В Высоком в то лето было шумно и весело. В отпуск из Варшавы приехал Ваня. Очень счастливый Ваня, потому что Леночка еще не исчезла из его жизни. И были два студента-медика из Смоленска, приехавших делать какие-то прививки крестьянским ребятишкам. Они жили в имении и ежедневно выезжали в села. Один носил волосы до плеч, а второй — французскую бородку, и девочки между собой называли его Французом, а длинноволосого — Итальянцем…
— Переселение душ скорее из области надежд, нежели веры, — говорил Француз, покачиваясь в качалке на веранде. — Подсознательная жажда бессмертия существует только в среде полуобразованной. Среди крестьян — а я сам из них буду — и уж тем паче среди интеллигенции эта гипотеза успехом не пользуется.
— А вы, девочки, верите в переселение душ? — не без лукавства спросил Итальянец.
— Безусловно, — тотчас же ответила Наденька. — Всем известно, что женщины всегда переселяются в кошечек, а мужчины — в собачек.
Все рассмеялись. Даже безулыбчивая Леночка улыбнулась.
— Тебя встретили неплохим финтом, коллега! — басом хохотал Француз.
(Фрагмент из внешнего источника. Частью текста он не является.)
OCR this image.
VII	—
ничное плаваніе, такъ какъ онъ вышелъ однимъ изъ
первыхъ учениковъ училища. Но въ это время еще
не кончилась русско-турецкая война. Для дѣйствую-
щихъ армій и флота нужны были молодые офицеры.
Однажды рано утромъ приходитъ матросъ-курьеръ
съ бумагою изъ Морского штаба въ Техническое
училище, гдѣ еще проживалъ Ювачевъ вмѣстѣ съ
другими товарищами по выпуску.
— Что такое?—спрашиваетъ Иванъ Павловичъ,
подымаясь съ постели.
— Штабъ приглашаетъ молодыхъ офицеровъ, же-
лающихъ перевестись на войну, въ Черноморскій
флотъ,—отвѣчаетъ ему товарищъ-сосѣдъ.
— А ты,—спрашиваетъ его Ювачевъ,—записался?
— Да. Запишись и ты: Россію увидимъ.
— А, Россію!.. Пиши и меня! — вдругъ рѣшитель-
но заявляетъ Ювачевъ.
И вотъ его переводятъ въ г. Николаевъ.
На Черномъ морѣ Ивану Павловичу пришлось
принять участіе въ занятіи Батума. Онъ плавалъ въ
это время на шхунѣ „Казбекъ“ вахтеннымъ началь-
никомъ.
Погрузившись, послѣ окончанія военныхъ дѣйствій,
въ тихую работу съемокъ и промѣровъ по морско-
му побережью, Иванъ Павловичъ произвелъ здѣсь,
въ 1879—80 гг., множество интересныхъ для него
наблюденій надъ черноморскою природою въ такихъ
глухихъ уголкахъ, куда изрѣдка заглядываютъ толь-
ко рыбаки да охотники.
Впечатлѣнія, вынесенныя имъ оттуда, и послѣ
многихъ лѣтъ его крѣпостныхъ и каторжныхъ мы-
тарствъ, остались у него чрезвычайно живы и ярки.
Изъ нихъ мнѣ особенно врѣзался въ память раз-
— Так их, сестренка! — смеялся Иван.
Наденьке очень нравился Итальянец, почему она и сердилась даже на его вполне безобидные шутки, усматривая в них выпад лично против себя. Нравился настолько, что она начала подозревать опасную дозу вдруг вспыхнувшей влюбленности, забеспокоилась и решила поговорить на столь волнующую тему с Леночкой.
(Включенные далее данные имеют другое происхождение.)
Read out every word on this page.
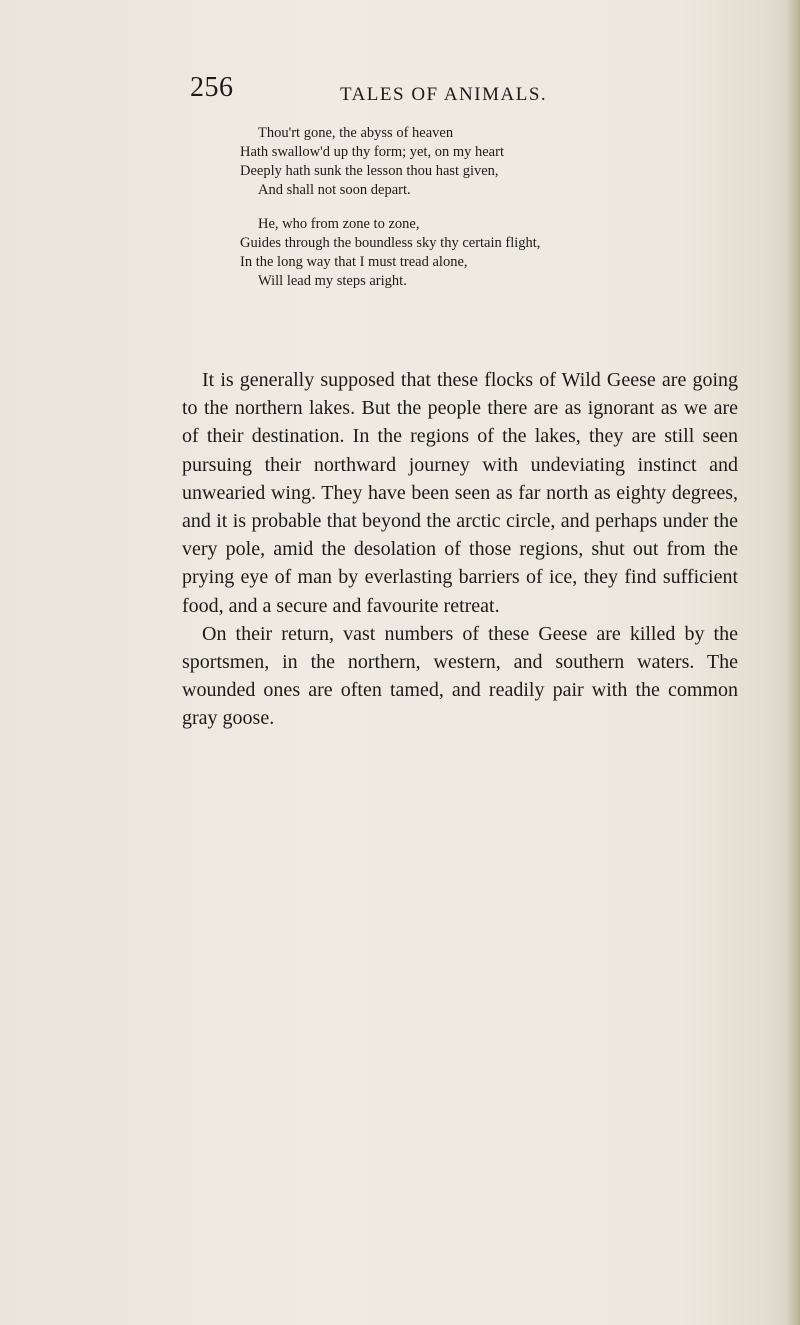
256	TALES OF ANIMALS.
Thou'rt gone, the abyss of heaven
Hath swallow'd up thy form; yet, on my heart
Deeply hath sunk the lesson thou hast given,
And shall not soon depart.
He, who from zone to zone,
Guides through the boundless sky thy certain flight,
In the long way that I must tread alone,
Will lead my steps aright.

It is generally supposed that these flocks of Wild Geese are going to the northern lakes. But the people there are as ignorant as we are of their destination. In the regions of the lakes, they are still seen pursuing their northward journey with undeviating instinct and unwearied wing. They have been seen as far north as eighty degrees, and it is probable that beyond the arctic circle, and perhaps under the very pole, amid the desolation of those regions, shut out from the prying eye of man by everlasting barriers of ice, they find sufficient food, and a secure and favourite retreat.

On their return, vast numbers of these Geese are killed by the sportsmen, in the northern, western, and southern waters. The wounded ones are often tamed, and readily pair with the common gray goose.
— Скажи, ты влюблялась когда-нибудь?
— Конечно.
— А как это начинается?
Леночка пожала плечами:
— Вероятно, у каждой девушки по-разному.
— А влюбленность и любовь — различные понятия?
— Мне кажется, что противоположные. Женщина способна влюбляться множество раз, но любить — только одного. На всю жизнь. К несчастью, очень многие путают эти состояния, и отсюда исходят все женские трагедии.
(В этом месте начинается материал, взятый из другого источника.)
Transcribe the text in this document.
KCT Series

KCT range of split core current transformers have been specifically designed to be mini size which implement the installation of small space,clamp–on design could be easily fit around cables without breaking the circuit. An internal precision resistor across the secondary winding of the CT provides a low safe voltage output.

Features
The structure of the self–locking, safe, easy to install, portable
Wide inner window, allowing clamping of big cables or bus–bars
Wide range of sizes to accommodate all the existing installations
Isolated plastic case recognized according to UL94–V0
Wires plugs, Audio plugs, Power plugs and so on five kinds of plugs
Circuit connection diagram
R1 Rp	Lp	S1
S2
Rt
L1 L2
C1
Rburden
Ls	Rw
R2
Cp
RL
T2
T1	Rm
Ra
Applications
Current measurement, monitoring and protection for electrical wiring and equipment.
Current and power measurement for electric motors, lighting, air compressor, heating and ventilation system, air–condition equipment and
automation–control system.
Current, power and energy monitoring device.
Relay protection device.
— А ты любишь нашего Ваню?
— Очень.
— Какая же ты счастливая!.. — с откровенной завистью вздохнула Наденька.
И наступило молчание. Длинное-длинное…
— Нет, — вдруг тихо сказала Леночка и тут же вышла…
«Леночка призналась, что очень любила Ивана, и при этом считала себя несчастной, — думала Надя. — А потом вообще сбежала. Сбежала накануне свадьбы с любимым человеком. Но почему же, почему?..»
Наденька изо всех сил пыталась спастись бессонницей ночью и почти спокойно спала днем. Когда преданная Грапа держала ее за руку.
Глава одиннадцатая
1На Ваганьково кладбище выехали заведомо рано, в девять утра, потому что не знали, когда начнется отпевание в церкви. Однако народу оказалось там уже много, и он все шел и шел.
— Неужто столько родственников? — поразился Хомяков, не представлявший размаха московской трагедии.
— Соседей прибавь, друзей, знакомых, — сказал Немирович-Данченко, сменивший американский клетчатый пиджак на темный костюм. — Заодно и студентов не забудь, да и просто восчувствовавших, что значит Ходынка для России. Смотри, сколько их.
Спешивший на кладбище народ был в массе своей бедным. Мастеровые, приказчики, мелкие торговцы, дворовая прислуга, мещане, артельщики, разнорабочие, разносчики, многочисленная рать не имеющих постоянной работы и перебивавшихся случайной поденкой. Шли молча, группами по пять — десять человек, и все — в темном. Темная эта масса в жаркое солнечное утро выглядела не столько угнетающе, сколько строго. Настолько, что даже чины многочисленной полиции старались говорить вполголоса.